Sometimes it is so hard to get going in the mornings. I am not a morning person but mornings would not be so difficult had I went to bed at a decent hour. I have a tendency to stay up late reading…there I said it. With the husband away my late nights are later than usual. I know that when I do not put God or His “will” first, my life can get out of balance. Hannah Whitall Smith said in the last paragraph of the first chapter of her lovely book, “The God of All Comfort”.
“Mistakes in the telling there may be, and for these I ask the charity of my readers. But the thing I want to say, and to say in such a way that no one can fail to understand is this, that our religious lives ought to be full of joy, and peace, and comfort, and that, if we become better acquainted with God, they will be.”
After I had my first child, out of necessity I drew especially near to God – in a childlike way, I sought God–early each morning, in the middle of the night–the only times available to me to be truly alone with Him, which ultimately resulted in great intimacy with Him throughout the moments of every day. When hard times came (and when they come) I didn’t stuff things or complain to other people, I was/and am raw and real–entirely honest, with, and before, God. The difference was, and continually is, that only God has access to the *in*side of a heart and mind. Only God has unconditional love and understanding, and as the Bible says, His power is made perfect in *our weakness*–He is magnetically drawn to our need.

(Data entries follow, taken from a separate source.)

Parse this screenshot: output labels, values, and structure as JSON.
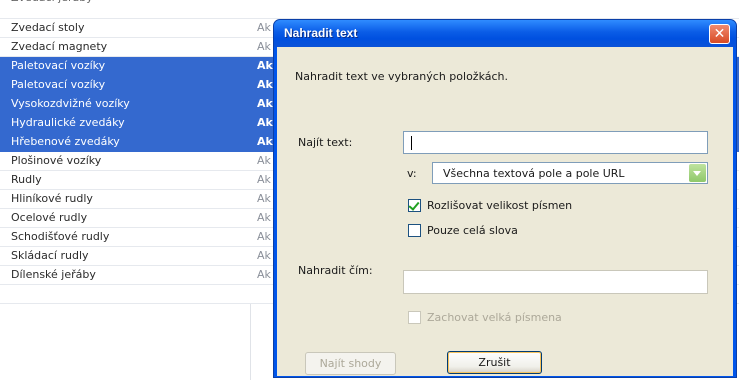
{
  "list": {
    "rows": [
      {
        "name": "Zvedací stoly",
        "col2": "Ak",
        "selected": false
      },
      {
        "name": "Zvedací magnety",
        "col2": "Ak",
        "selected": false
      },
      {
        "name": "Paletovací vozíky",
        "col2": "Ak",
        "selected": true
      },
      {
        "name": "Paletovací vozíky",
        "col2": "Ak",
        "selected": true
      },
      {
        "name": "Vysokozdvižné vozíky",
        "col2": "Ak",
        "selected": true
      },
      {
        "name": "Hydraulické zvedáky",
        "col2": "Ak",
        "selected": true
      },
      {
        "name": "Hřebenové zvedáky",
        "col2": "Ak",
        "selected": true
      },
      {
        "name": "Plošinové vozíky",
        "col2": "Ak",
        "selected": false
      },
      {
        "name": "Rudly",
        "col2": "Ak",
        "selected": false
      },
      {
        "name": "Hliníkové rudly",
        "col2": "Ak",
        "selected": false
      },
      {
        "name": "Ocelové rudly",
        "col2": "Ak",
        "selected": false
      },
      {
        "name": "Schodišťové rudly",
        "col2": "Ak",
        "selected": false
      },
      {
        "name": "Skládací rudly",
        "col2": "Ak",
        "selected": false
      },
      {
        "name": "Dílenské jeřáby",
        "col2": "Ak",
        "selected": false
      }
    ]
  },
  "dialog": {
    "title": "Nahradit text",
    "close_glyph": "✕",
    "description": "Nahradit text ve vybraných položkách.",
    "find_label": "Najít text:",
    "find_value": "",
    "in_label": "v:",
    "scope_value": "Všechna textová pole a pole URL",
    "match_case_label": "Rozlišovat velikost písmen",
    "match_case_checked": true,
    "whole_words_label": "Pouze celá slova",
    "whole_words_checked": false,
    "replace_label": "Nahradit čím:",
    "replace_value": "",
    "preserve_case_label": "Zachovat velká písmena",
    "preserve_case_checked": false,
    "find_matches_button": "Najít shody",
    "cancel_button": "Zrušit"
  },
  "colors": {
    "selection": "#3469cf",
    "titlebar": "#0055ea",
    "dialog_bg": "#ece9d8",
    "close_red": "#d84a25"
  }
}
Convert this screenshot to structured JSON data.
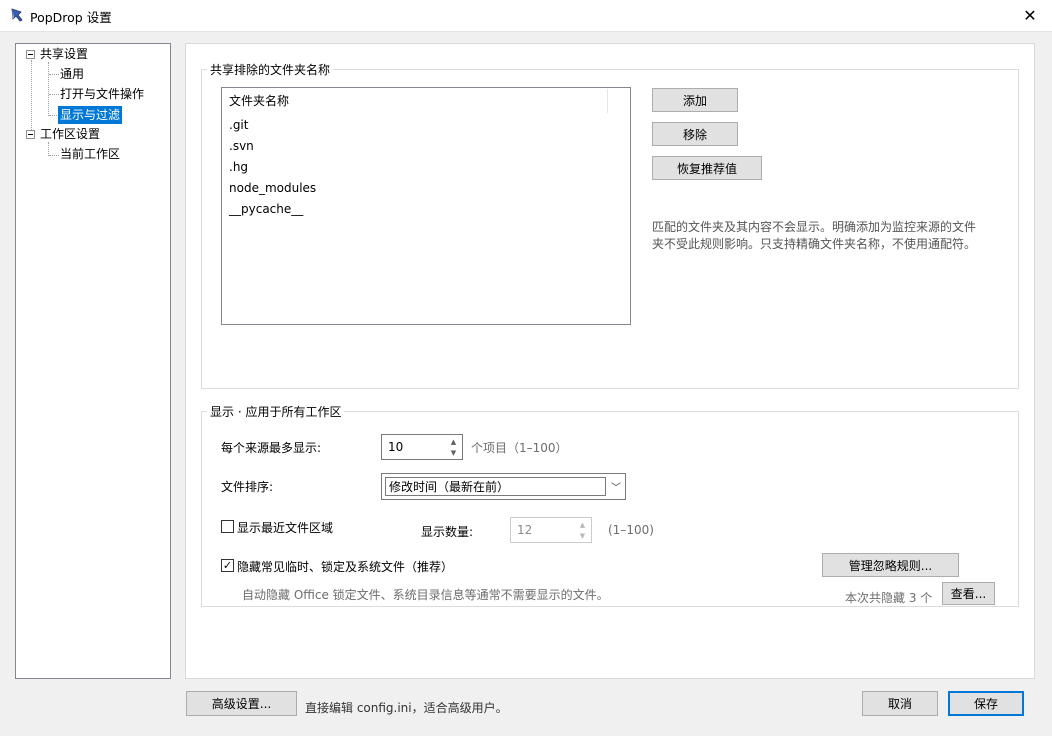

What I hope you see here in this blog, which is essentially a daily journal of windows into my life–which I believe in reality it is *far* more beautiful, than could possibly be conveyed in a series of short blog posts–is me having given God, moment-by-moment, day-by-day, over the years, all I am and am not (tired, brain-fogged, in pain, fearful, angry–whatever at any given time) and God taking what I give Him and in it’s place giving me, Himself.